In vitro: AC187 potently competes for rat amylin binding at high affinity sites such as rat nucleus accumbens membranes which have been useful in developing a number of selective ligands, including AC187. The Kd for amylin at this site is 28 pM, and the Ki for AC187 is 79 pM. AC187 is relatively selective in competing for amylin binding, displacing amylin from nucleus accumbens membranes with over 400-fold greater potency [1].

In vivo: AC187 was able to inhibit metabolic responses to exogenous amylin in the intact animal. An infusion of AC187 that was itself without effect on lactate levels in anesthetized rats, inhibited by more than 90% the lactate increment evoked by infusions of rat amylin. Other experiments have shown that AC187-induced amylin blockade action is surmountable by higher doses of amylin, indicative of a competitive antagonism [1].

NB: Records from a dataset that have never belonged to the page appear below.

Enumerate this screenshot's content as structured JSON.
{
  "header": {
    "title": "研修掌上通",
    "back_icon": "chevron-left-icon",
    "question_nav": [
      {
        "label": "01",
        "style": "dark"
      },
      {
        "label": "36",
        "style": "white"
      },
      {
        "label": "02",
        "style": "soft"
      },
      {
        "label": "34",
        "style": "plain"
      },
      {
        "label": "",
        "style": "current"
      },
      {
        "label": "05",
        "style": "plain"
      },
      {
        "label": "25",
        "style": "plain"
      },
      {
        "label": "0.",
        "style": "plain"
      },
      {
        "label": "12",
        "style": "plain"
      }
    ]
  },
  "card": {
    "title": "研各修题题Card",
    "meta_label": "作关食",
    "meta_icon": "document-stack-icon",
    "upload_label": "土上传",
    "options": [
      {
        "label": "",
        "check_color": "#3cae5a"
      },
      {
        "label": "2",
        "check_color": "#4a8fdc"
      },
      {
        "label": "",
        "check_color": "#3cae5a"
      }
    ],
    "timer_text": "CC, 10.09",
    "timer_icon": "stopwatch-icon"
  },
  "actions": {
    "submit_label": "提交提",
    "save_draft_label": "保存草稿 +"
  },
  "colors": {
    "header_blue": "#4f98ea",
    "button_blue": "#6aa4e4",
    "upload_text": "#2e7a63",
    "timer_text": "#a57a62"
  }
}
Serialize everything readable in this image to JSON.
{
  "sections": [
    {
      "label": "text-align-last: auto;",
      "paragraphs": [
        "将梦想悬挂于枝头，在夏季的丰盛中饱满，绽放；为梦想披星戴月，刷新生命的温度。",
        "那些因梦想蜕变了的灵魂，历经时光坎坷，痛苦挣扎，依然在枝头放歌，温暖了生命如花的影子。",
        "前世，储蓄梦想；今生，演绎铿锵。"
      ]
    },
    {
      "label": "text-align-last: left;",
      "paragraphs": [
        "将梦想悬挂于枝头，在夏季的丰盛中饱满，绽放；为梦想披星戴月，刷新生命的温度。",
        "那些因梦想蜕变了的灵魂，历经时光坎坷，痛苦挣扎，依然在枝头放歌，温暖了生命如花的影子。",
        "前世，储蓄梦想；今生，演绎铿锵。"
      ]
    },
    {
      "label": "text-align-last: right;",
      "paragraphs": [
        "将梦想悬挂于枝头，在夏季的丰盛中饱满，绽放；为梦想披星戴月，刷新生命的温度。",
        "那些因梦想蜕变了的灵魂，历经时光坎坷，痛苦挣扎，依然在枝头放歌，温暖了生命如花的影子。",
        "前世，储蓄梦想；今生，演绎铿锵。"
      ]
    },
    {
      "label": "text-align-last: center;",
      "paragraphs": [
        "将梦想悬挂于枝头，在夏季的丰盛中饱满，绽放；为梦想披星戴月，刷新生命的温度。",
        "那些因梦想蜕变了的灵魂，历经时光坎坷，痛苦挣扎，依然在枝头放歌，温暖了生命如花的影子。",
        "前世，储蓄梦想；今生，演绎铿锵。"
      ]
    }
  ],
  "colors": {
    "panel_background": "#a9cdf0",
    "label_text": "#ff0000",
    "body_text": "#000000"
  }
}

Clinical trial: Up to now, AC187 is still in the preclinical development stage.

Reference:
[1] Young AA, Gedulin B, Gaeta LS, Prickett KS, Beaumont K, Larson E, Rink TJ.  Selective amylin antagonist suppresses rise in plasma lactate after intravenous glucose in the rat. Evidence for a metabolic role of endogenous amylin. FEBS Lett. 1994 May 2;343(3):237-41.